全球航太扩增实境和虚拟实境市场规模（按技术类型、应用、最终用户、区域范围和预测）

航太扩增实境和虚拟实境市场规模及预测

2024 年航太扩增实境和虚拟实境市场规模价值 7.4022 亿美元，预计到 2032 年将达到 339.1844 亿美元，在 2026-2032 年预测期内的复合年增长率为 61.30%。

推动全球航太市场扩增实境和虚拟实境发展的因素

航太市场中扩增实境和虚拟实境的市场驱动因素会受到多种因素的影响。这些包括：

改进的培训和模拟能力：飞行员、维修技术人员和地勤人员都可以受益于 AR 和 VR 技术提供的身临其境型培训和模拟体验。虚拟训练环境可提高训练的有效性和安全性，使飞行员能够以安全和逼真的方式练习复杂的流程、执行模拟飞行操作和排除设备故障。

提高飞机设计和生产效率：AR 和 VR 技术可以帮助航太产业的协作设计评审、原型製作和生产流程。透过使用虚拟实境设定视觉化飞机设计、评估人体工学和组装程序，工程师和设计师可以提高生产力、降低成本并缩短新飞机模型和零件的上市时间。

MRO（维护、修理和大修）操作由 AR 和 VR 系统支持，使技术人员能够即时存取迭加在实际飞机部件上的数位资料、示意图和维护程序。具有扩增实境(AR) 功能的抬头显示器(HUD) 和智慧眼镜使技术人员能够进行检查、识别问题并更快地进行维修 - 减少停机时间并提高飞机的运转率。

借助扩增实境(AR) 技术，在分散和偏远地区工作的航太工作人员现在可以获得远端协助和支援。为了提高故障排除效率并减少对现场支援人员的需求，维护技术人员可以使用支援 AR 的设备接收即时视讯来源、迭加註释，并从其他地方的专家那里获得逐步协助。

增强乘客体验：航太领域正在采用虚拟实境 (VR) 技术，为乘客提供身临其境型的机上娱乐、虚拟客舱游览和互动体验。为了提高乘客的满意度和忠诚度，航空公司正在探索使用 VR 为乘客提供量身定制的娱乐选项、虚拟实境飞行体验以及目的地虚拟游览。

安全与情境察觉：透过将关键飞行和导航资料、地形图和障碍物警报迭加到驾驶座内飞行员和机组人员的视野中，扩增实境(AR) 技术正在提高参与者的情境察觉和安全性。具有扩增实境(AR) 功能的抬头显示器(HUD) 使飞行员无需将视线从道路上移开即可获取实时信息，从而提高了操作的有效性和安全性。

政府措施和投资：世界各地的政府机构和国防组织正在投资用于航太应用的 AR 和 VR 技术，以改善军事训练、任务规划和情境察觉。
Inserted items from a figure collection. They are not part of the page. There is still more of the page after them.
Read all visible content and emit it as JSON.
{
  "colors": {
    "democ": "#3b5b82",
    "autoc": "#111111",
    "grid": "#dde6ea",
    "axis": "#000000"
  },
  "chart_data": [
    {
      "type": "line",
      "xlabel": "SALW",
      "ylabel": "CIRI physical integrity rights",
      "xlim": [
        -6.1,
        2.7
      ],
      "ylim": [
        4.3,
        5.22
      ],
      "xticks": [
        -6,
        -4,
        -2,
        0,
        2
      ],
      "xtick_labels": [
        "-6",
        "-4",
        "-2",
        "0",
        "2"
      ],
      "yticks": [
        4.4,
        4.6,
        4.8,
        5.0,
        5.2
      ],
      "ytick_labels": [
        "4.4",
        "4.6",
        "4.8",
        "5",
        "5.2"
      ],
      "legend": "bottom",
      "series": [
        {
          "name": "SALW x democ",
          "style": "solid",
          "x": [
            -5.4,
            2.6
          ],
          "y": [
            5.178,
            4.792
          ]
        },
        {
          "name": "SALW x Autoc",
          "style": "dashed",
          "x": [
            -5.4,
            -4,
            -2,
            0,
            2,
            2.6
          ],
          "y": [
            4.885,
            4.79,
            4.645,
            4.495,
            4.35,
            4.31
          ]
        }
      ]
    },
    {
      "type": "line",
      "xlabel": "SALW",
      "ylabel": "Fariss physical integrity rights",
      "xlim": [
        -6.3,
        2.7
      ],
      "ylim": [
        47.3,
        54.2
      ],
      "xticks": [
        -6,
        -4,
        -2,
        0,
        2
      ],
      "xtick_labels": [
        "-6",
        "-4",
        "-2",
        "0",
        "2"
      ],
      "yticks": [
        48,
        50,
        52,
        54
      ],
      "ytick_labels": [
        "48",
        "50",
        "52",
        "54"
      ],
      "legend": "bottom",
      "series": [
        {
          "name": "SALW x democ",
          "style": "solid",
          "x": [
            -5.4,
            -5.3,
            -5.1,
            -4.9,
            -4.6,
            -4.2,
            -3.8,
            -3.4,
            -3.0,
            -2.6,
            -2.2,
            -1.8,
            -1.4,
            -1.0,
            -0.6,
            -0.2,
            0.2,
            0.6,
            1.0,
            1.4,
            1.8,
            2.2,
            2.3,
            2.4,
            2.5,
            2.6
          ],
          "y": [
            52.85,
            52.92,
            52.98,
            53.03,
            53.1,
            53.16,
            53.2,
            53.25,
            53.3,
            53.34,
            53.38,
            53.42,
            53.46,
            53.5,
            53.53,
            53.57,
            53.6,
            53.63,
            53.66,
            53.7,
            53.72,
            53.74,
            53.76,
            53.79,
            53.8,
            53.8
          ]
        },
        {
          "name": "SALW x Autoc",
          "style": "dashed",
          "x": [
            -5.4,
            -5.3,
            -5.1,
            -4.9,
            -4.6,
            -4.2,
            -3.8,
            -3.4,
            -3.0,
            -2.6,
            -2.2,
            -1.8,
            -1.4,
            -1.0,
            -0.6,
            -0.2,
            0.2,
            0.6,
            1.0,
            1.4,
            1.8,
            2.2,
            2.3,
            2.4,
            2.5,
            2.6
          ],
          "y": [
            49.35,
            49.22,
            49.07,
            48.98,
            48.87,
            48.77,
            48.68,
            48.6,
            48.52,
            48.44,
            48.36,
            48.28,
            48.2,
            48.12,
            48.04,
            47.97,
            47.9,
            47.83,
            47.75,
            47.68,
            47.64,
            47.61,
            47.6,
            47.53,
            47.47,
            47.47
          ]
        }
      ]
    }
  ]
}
航太和国防供应商和承包商正在利用政府合约和贷款为这些行业创造尖端的 AR 和 VR 解决方案。

限制全球航太扩增实境和虚拟实境市场的因素

多种因素可能会对航太市场的扩增实境和虚拟实境造成限制和挑战。这些包括：

实施成本高：将AR和VR技术引入航太应用需要很高的前期成本。这些成本包括软体开发、硬体采购、培训、系统整合等。一些航太公司可能会因为需要大量的前期投资而不愿采用 AR 和 VR 解决方案，尤其是规模较小的组织或预算有限的组织。

技术的复杂性：由于 AR 和 VR 技术的复杂性，创建、部门和维护需要特定的知识。由于相容性问题、互通性挑战和监管限制，将 AR 和 VR 系统与当前的航太系统（例如驾驶座显示器、训练模拟器和飞机维护）相结合可能会很困难。在航太领域，技术复杂性可能会阻碍 AR 和 VR 解决方案的可扩展性和采用。

安全和认证问题：在航太领域，安全至关重要。所有新技术都必须经过严格的测试、检验和认证程序，以确保符合行业最佳实践和监管标准。航空当局必须核准用于飞行员训练、飞机维修和飞行支援的 AR 和 VR 系统。这些系统也必须遵守严格的安全标准。安全和认证问题可能会增加航空业 AR 和 VR 应用的开发时间和成本。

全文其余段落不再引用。